Now it’s time for the big reveal…..not only do all 8 of the boxplots come from populations which are approximately normal, they all are samples from the SAME population. It’s a mean trick, no doubt, but I now show students the Fathom document used to create the samples, and have the file cycle through 200 different samples. This is often eye-opening to students, as they begin to see the wide variation in samples from the same population, and hopefully causes them to cast a bigger net when looking to “assume” normailty in populations. The video below explains the procedure:

In the second half of this activity, I share 6 data sets with the class, which I have pulled from various sources. The data is linked from my class TI84 or Nspire software and sent to students. The task at hand is to assess each data set, and conjecture if the parent population can be assumed to have an approximately normal distribution. This Excel file contains the data sets, which you can format for your use.

In this activity, the goal is to determine if a given sample comes from a population that is approximately normal. By now, students have a decent grasp for what to look for:

Mean “close” to the median

Symmetry, perhaps a few outliers

Rough adherence to the 68-95 rule (this is tough to actually check, but if it is checkable, we should give it a good attempt)

For now, I leave number 4 on the list blank. It will be discussed later. In addition to making a decision pro/con normality, I ask groups to conjecture about the source of each data set.
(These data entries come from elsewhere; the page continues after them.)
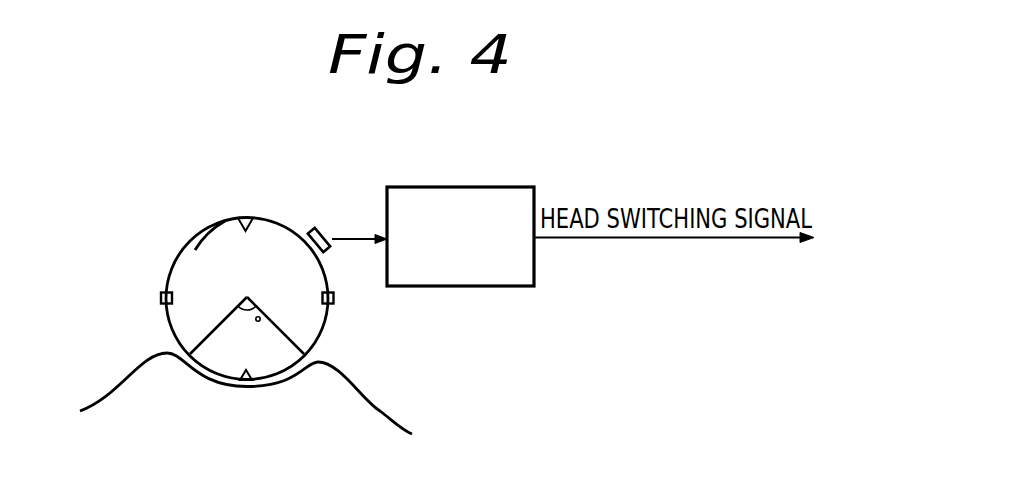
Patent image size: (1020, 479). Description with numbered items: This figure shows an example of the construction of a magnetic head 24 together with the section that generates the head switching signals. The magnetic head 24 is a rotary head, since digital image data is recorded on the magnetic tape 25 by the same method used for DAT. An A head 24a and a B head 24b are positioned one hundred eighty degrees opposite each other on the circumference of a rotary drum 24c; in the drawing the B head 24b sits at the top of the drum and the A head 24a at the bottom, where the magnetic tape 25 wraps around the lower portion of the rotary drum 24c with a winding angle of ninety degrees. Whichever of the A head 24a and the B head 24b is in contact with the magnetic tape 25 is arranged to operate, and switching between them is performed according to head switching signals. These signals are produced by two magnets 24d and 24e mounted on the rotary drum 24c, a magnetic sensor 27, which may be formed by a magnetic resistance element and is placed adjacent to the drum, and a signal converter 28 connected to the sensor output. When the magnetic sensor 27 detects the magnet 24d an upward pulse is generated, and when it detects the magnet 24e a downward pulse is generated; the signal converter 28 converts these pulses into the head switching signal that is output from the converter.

The magnetic head 24 is at (282, 203).
The A head 24a is at (244, 383).
The B head 24b is at (246, 216).
The rotary drum 24c is at (213, 244).
The magnet 24d is at (165, 292).
The magnet 24e is at (334, 302).
The magnetic tape 25 is at (378, 412).
The magnetic sensor 27 is at (322, 229).
The signal converter 28 is at (517, 187).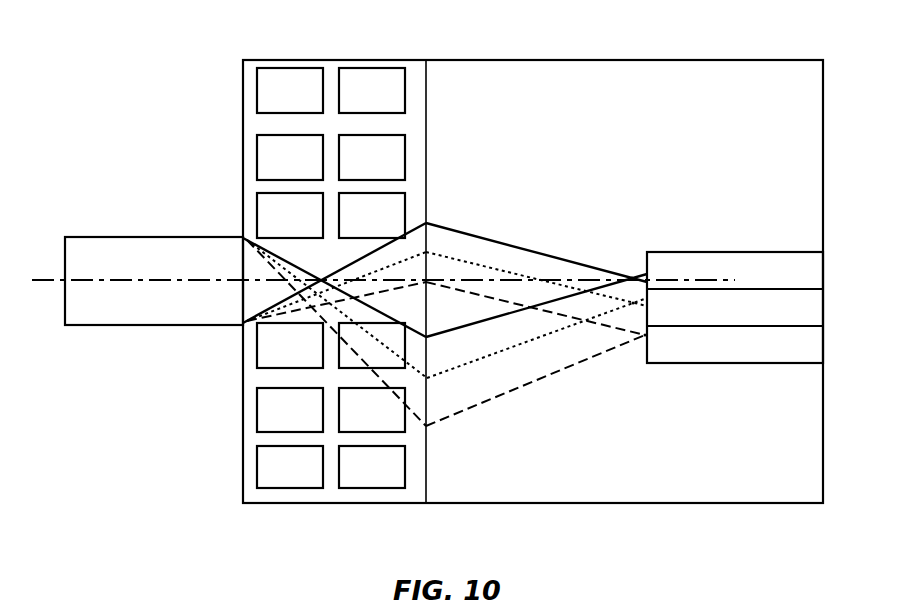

The titles of the columns do provide some context clues. to the sources of the sets:

PRICE – price of 117 homes sold in Albequerque, NM in 1993

TEMP – high temperatures in Las Vegas in July, August 2007

MYST – the mystery list. 100 random integers from 50-100 (from RandInt on a TI-84)

WT – weights of adult males ages 22-30, from a clinical study

AGE – age of CEO’s from a Forbes list of Top Companies

BRAIN – IQ scores for 40 research subjects

As groups share their findings on the board, some important themes emerge:

Context matters! If we consider the source of a data set, this may provide important information about its population distribution. Often, measurements from things in nature (heights, weights, lengths, IQ’s) have an approximately normal distribution. Data involving salaries and prices, meanwhile, are often skewed.

Multiple representations are helpful. Above, the data set “IQ” has a nice, symmetric distribution if you look at its boxplot. But a dotplot reveals an important feature not evident in the boxplot – the data consists of 2 distinct groupings, with a large gap in the center.

It’s not the sample which we are trying to prove normal, it’s the underlying population. Later, during hypothesis testing, it is common find students who caim “the sample is normal” based on a boxplot (or those who simply claim, “it’s normal”). We need to help students move away from meaningless statements like this, and towards a communicated linkage between the sample and its parent population.

As the lesson progresses, the class begins to see that assessing normality is tricky business. We’ll be making a lot of assumptions about the behavior of populations in stats class through the year. Later, the robustness of procedures will provide a safety net if a population isn’t quite normal.

And maybe the most important idea: it’s not so important that we clearly identify and justify populations which are normal; it’s more important that we identify populations which are clearly NOT normal.

WHAT ABOUT NORMAL PROBABILITY PLOTS?

After all 6 data sets have been evaluated and discussed, I explain the idea and structure of a normal probability plot, which becomes #4 in our list of “what to look for”. The Npsire does a nice job making them, with the z-score axis clearly labeled.

I have found that the more years I teach AP Stats, the less I stress this graph. It’s easily forgotten under the avalanche of information in the course, and the procedures described above are sufficient for the job. Unless you spend time developing the structure of this graph – why transforming percentiles to z-scores in a normal distribution yields a linear function – it becomes another disconnected idea to memorize. I show it – but then we cast it aside.